Evolving Thoughts Lead to More Problems

Most solutions are straight forward.

I have a goal, there are steps required to get that done, do the steps, achieve the goal. Nice and tidy.

One caveat that strikes out at all projects is growing awareness of a real solution, a different solution, due to generally a lack of understanding what was originally needed. This is where good planning and thought is key.

Let’s Build a Pool!

A simple example, build a pool in the backyard.

Without much thinking all I really have to do is go dig out a hole, gloss it with cement, and fill the hole with water. Wow, that’s easy, a weekend project. Right?
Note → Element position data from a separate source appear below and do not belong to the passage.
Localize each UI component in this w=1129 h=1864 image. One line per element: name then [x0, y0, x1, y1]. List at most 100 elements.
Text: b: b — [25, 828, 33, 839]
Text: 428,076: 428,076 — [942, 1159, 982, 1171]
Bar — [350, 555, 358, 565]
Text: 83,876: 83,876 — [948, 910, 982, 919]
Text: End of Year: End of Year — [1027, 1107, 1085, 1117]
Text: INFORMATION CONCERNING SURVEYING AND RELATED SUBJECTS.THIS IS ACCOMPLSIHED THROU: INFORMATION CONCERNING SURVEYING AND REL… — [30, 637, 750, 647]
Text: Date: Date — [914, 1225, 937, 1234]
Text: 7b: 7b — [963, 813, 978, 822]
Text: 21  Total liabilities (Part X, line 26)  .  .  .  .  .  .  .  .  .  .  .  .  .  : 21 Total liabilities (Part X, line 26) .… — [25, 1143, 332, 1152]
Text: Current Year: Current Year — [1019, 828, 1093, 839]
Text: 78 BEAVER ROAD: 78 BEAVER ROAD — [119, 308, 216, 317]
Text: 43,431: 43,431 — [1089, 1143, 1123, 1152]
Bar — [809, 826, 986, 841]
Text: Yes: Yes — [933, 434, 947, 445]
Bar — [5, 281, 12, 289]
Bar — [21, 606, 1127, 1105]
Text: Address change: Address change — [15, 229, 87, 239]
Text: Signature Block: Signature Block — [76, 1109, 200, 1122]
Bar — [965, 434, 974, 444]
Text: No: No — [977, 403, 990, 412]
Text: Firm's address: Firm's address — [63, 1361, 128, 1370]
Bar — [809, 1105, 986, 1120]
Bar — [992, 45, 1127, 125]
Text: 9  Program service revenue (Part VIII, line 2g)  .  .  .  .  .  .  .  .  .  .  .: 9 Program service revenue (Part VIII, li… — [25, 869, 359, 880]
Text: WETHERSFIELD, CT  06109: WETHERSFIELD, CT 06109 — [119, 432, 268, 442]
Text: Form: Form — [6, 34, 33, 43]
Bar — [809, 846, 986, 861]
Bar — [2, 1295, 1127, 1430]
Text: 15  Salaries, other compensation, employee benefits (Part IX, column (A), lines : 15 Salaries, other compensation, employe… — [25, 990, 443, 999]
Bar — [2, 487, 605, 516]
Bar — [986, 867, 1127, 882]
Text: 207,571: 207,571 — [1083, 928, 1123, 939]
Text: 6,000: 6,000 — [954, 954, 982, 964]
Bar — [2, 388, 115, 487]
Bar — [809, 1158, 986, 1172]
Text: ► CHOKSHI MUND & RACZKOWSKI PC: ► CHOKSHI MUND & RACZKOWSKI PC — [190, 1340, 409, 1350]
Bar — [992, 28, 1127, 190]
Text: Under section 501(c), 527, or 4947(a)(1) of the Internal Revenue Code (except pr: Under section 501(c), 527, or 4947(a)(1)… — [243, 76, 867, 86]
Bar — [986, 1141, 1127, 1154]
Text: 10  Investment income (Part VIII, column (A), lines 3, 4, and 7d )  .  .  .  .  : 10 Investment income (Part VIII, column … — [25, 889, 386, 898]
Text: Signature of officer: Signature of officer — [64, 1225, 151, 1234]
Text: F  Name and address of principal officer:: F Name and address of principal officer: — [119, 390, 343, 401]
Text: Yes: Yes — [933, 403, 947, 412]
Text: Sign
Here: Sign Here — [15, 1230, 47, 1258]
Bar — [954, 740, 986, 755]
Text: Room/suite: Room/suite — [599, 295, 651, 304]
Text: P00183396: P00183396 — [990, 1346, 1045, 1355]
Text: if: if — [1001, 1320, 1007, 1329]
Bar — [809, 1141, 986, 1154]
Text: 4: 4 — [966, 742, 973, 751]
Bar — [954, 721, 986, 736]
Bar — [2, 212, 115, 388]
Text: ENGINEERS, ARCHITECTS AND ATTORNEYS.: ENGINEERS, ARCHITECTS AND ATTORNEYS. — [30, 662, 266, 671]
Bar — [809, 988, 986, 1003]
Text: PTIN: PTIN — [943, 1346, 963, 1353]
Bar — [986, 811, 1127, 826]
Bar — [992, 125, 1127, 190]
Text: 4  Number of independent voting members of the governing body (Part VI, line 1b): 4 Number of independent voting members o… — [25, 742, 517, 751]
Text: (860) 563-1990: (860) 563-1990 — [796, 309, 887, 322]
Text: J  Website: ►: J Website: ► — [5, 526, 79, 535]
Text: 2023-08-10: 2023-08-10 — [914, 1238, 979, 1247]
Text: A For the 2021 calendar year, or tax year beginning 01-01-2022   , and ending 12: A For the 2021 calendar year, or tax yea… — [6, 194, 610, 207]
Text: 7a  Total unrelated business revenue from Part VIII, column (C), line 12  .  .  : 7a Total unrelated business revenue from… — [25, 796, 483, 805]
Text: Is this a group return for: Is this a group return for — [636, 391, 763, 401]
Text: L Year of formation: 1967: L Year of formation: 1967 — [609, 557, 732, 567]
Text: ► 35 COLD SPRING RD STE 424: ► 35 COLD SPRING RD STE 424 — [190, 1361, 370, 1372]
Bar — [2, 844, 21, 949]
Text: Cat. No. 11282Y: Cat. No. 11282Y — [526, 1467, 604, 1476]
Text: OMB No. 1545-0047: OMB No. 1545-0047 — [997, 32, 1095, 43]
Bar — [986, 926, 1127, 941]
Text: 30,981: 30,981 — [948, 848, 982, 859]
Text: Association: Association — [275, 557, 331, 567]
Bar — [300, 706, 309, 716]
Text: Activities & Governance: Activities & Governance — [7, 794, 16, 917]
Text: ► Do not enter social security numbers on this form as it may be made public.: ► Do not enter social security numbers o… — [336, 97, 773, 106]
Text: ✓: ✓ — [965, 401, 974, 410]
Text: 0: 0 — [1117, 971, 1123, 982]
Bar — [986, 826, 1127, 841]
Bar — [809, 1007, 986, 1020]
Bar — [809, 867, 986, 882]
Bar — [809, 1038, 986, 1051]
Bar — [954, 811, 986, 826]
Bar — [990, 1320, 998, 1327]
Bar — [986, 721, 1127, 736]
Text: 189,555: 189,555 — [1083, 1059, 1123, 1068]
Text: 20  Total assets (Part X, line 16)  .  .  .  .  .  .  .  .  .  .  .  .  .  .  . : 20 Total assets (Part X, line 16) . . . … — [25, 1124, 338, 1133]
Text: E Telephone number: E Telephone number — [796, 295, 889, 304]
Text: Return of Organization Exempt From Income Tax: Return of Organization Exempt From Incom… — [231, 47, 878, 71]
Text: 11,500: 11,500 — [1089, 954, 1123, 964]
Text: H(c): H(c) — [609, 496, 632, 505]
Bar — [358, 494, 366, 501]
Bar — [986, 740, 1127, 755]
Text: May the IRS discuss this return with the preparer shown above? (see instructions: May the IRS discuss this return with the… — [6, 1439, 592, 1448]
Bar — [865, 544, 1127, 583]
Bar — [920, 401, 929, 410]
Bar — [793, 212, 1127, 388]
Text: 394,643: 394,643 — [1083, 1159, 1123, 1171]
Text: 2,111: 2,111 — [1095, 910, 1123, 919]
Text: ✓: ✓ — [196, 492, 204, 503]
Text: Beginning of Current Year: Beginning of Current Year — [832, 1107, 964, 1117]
Of course, I hope your common sense has activated here tossing out the issues with such logic:

  • what is the grounds composition
  • how do you make a concrete or sealing layer
  • what about draining
  • what about cleaning
  • etc, etc, etc.

Now if you started this project like we have you’ll probably stumble into each and every one of these–and so many more–that you’ll never get the pool built because you keep finding things you should have thought through before.

Problem Solving Strategies Requires Knowing the Problem

Can it be said any simpler? Don’t just jump into solving things without a care as to the steps involved. Think through your problem in a few passes.

  • High-level: overall objectives, outcomes, you’re a rockstar
  • Mid-level: milestones, stepping stones to larger objectives, an idea of the playing field
  • Low-level: runway or the atomic level, the actual steps to complete each piece

David Allen and others are good at saying that if you have a next action that makes you ponder what you’re supposed to be doing then it wasn’t a next action but a cluster of them. Straighten those out until you can see what is really before you. Even if you aren’t qualified to know the steps you know you need to ask someone else who does have the qualifications to know.

You Know the Problem Now Solve for It

Now you can be objective. You see where you want to go and you can track all of the requirements to the next step in front of you. Whether you are building a pool, starting a company, hiring a consultant, initiating a project couldn’t be easier.

If at any time you feel unsure of what you are doing take a moment, close a door, shut off the tv, book it on your calendar–and think well about what you are trying to accomplish. Most of us don’t have the luxury to waste time and money. By giving yourself a little more attention to think through your objectives it will save you both time and money.

What’s your next project? Do you know what it will take to get you there?